# What causes a 2 cycle carb to flood



## Bob DiGiacomo (Jan 15, 2009)

I have a chainsaw that is flooding it is a Jonsered with a Tillotson carburetor. As far a cleaning the carburetor what part of it would cause the flooding. I already cleaned it once, but now I am going to soak it overnight and I want to know what areas to zero in on to fix the problem. Also wondering if anyone has a diagram of the Tillotson HK1 carburetor? I want to doublecheck the gaskets are in the right order. Thanks Bob


----------



## 30yearTech (Sep 14, 2006)

A worn or bad inlet metering needle, a stiff metering diaphragm, or worn out of adjustment metering lever. 

You might try the Tillotson website for an IPL, I don't know if they have them or not, but it's worth a look.

http://www.tillotson.ie/index.php


----------



## Bob DiGiacomo (Jan 15, 2009)

thanks for the help and suggestions 30 yr. (by now it should be more like 34yr.tech). I put in a new diaphram kit, so I knew that was not the problem. I soaked the carb overnight. There may have been some dirt under the needle valve not allowing it to seat properly? I also adjusted the lever it looked slightly high. I noticed that the screen was not pushed all the way down to the bottom of the hole. Regardless of all these adjustments the saw started right up. By the way who makes Jonsered is it part of husqvarna? Thanks again, Bob


----------



## 30yearTech (Sep 14, 2006)

Bob DiGiacomo said:


> By the way who makes Jonsered is it part of husqvarna? Thanks again, Bob


I believe they are their own company, Swedish based I think. I don't think they are affiliated with Husqvarna.


----------



## usmcgrunt (Sep 16, 2007)

This link indicates that Husqvarna acquired Jonsered in 1979.As with all internet information,the author could be wrong.

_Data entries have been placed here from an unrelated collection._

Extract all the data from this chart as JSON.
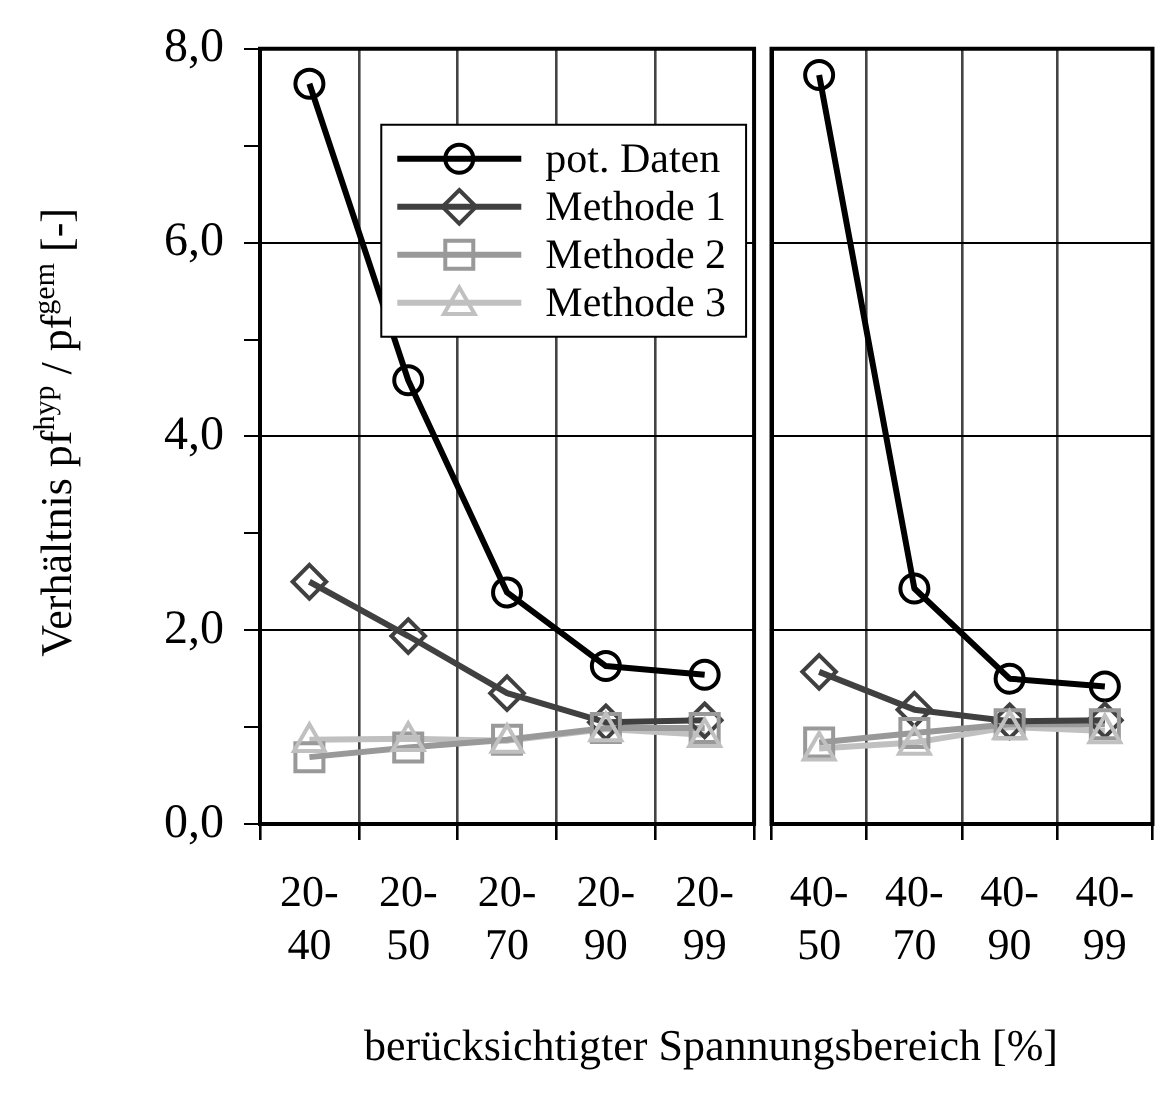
{
  "chart_data": [
    {
      "type": "line",
      "ylabel": "Verhältnis  pf$^{hyp}$ / pf$^{gem}$   [-]",
      "xlabel": "berücksichtigter Spannungsbereich   [%]",
      "categories": [
        "20-40",
        "20-50",
        "20-70",
        "20-90",
        "20-99"
      ],
      "series": [
        {
          "name": "pot. Daten",
          "color": "#000000",
          "marker": "circle",
          "values": [
            7.64,
            4.58,
            2.39,
            1.63,
            1.54
          ]
        },
        {
          "name": "Methode 1",
          "color": "#404040",
          "marker": "diamond",
          "values": [
            2.5,
            1.94,
            1.35,
            1.05,
            1.07
          ]
        },
        {
          "name": "Methode 2",
          "color": "#999999",
          "marker": "square",
          "values": [
            0.69,
            0.79,
            0.87,
            0.99,
            0.99
          ]
        },
        {
          "name": "Methode 3",
          "color": "#c0c0c0",
          "marker": "triangle",
          "values": [
            0.87,
            0.88,
            0.86,
            0.98,
            0.92
          ]
        }
      ],
      "ylim": [
        0,
        8
      ],
      "yticks": [
        {
          "value": 0,
          "label": "0,0"
        },
        {
          "value": 1,
          "label": null
        },
        {
          "value": 2,
          "label": "2,0"
        },
        {
          "value": 3,
          "label": null
        },
        {
          "value": 4,
          "label": "4,0"
        },
        {
          "value": 5,
          "label": null
        },
        {
          "value": 6,
          "label": "6,0"
        },
        {
          "value": 7,
          "label": null
        },
        {
          "value": 8,
          "label": "8,0"
        }
      ],
      "grid": true,
      "legend": "top right"
    },
    {
      "type": "line",
      "categories": [
        "40-50",
        "40-70",
        "40-90",
        "40-99"
      ],
      "series": [
        {
          "color": "#000000",
          "marker": "circle",
          "values": [
            7.73,
            2.43,
            1.5,
            1.42
          ]
        },
        {
          "color": "#404040",
          "marker": "diamond",
          "values": [
            1.57,
            1.18,
            1.06,
            1.07
          ]
        },
        {
          "color": "#999999",
          "marker": "square",
          "values": [
            0.84,
            0.94,
            1.03,
            1.03
          ]
        },
        {
          "color": "#c0c0c0",
          "marker": "triangle",
          "values": [
            0.78,
            0.84,
            1.0,
            0.96
          ]
        }
      ],
      "ylim": [
        0,
        8
      ],
      "yticks": [
        {
          "value": 0,
          "label": null
        },
        {
          "value": 2,
          "label": null
        },
        {
          "value": 4,
          "label": null
        },
        {
          "value": 6,
          "label": null
        },
        {
          "value": 8,
          "label": null
        }
      ],
      "grid": true,
      "tick_labels": "x",
      "legend": false
    }
  ]
}
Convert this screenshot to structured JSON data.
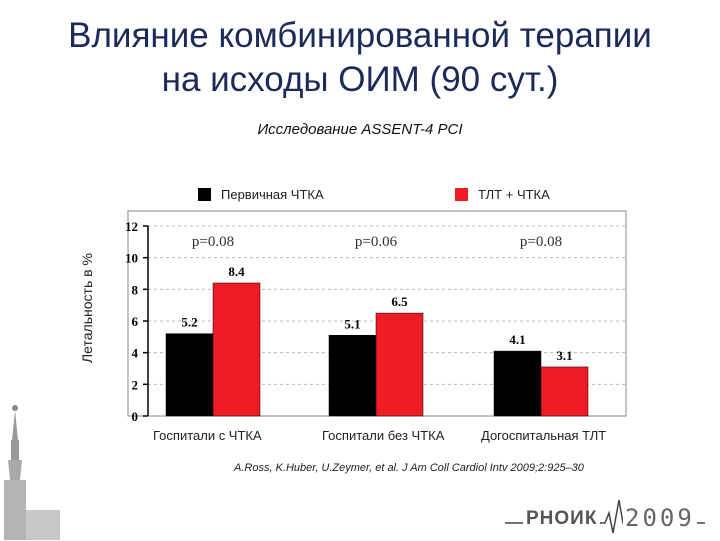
{
  "slide": {
    "title_line1": "Влияние комбинированной терапии",
    "title_line2": "на исходы ОИМ (90 сут.)",
    "subtitle": "Исследование ASSENT-4 PCI",
    "citation": "A.Ross, K.Huber, U.Zeymer, et al. J Am Coll Cardiol Intv 2009;2:925–30",
    "logo_text": "РНОИК",
    "logo_year": "2009"
  },
  "chart_data": {
    "type": "bar",
    "categories": [
      "Госпитали с ЧТКА",
      "Госпитали без ЧТКА",
      "Догоспитальная ТЛТ"
    ],
    "series": [
      {
        "name": "Первичная ЧТКА",
        "values": [
          5.2,
          5.1,
          4.1
        ],
        "labels": [
          "5.2",
          "5.1",
          "4.1"
        ],
        "color": "#000000"
      },
      {
        "name": "ТЛТ + ЧТКА",
        "values": [
          8.4,
          6.5,
          3.1
        ],
        "labels": [
          "8.4",
          "6.5",
          "3.1"
        ],
        "color": "#ee1c25"
      }
    ],
    "pvalues": [
      "p=0.08",
      "p=0.06",
      "p=0.08"
    ],
    "ylabel": "Летальность в %",
    "ylim": [
      0,
      12
    ],
    "yticks": [
      0,
      2,
      4,
      6,
      8,
      10,
      12
    ],
    "yticklabels": [
      "0",
      "2",
      "4",
      "6",
      "8",
      "10",
      "12"
    ],
    "grid": true,
    "legend": "top"
  }
}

http://www.opeonthenet.com/phpBB2/viewtopic.php?f=1&t=8634


----------



## 30yearTech (Sep 14, 2006)

usmcgrunt said:


> This link indicates that Husqvarna acquired Jonsered in 1979.As with all internet information,the author could be wrong.
> 
> http://www.opeonthenet.com/phpBB2/viewtopic.php?f=1&t=8634


I at one time heard that Jonsereds was part of Husqvarna, but I could never find any confirmation.


----------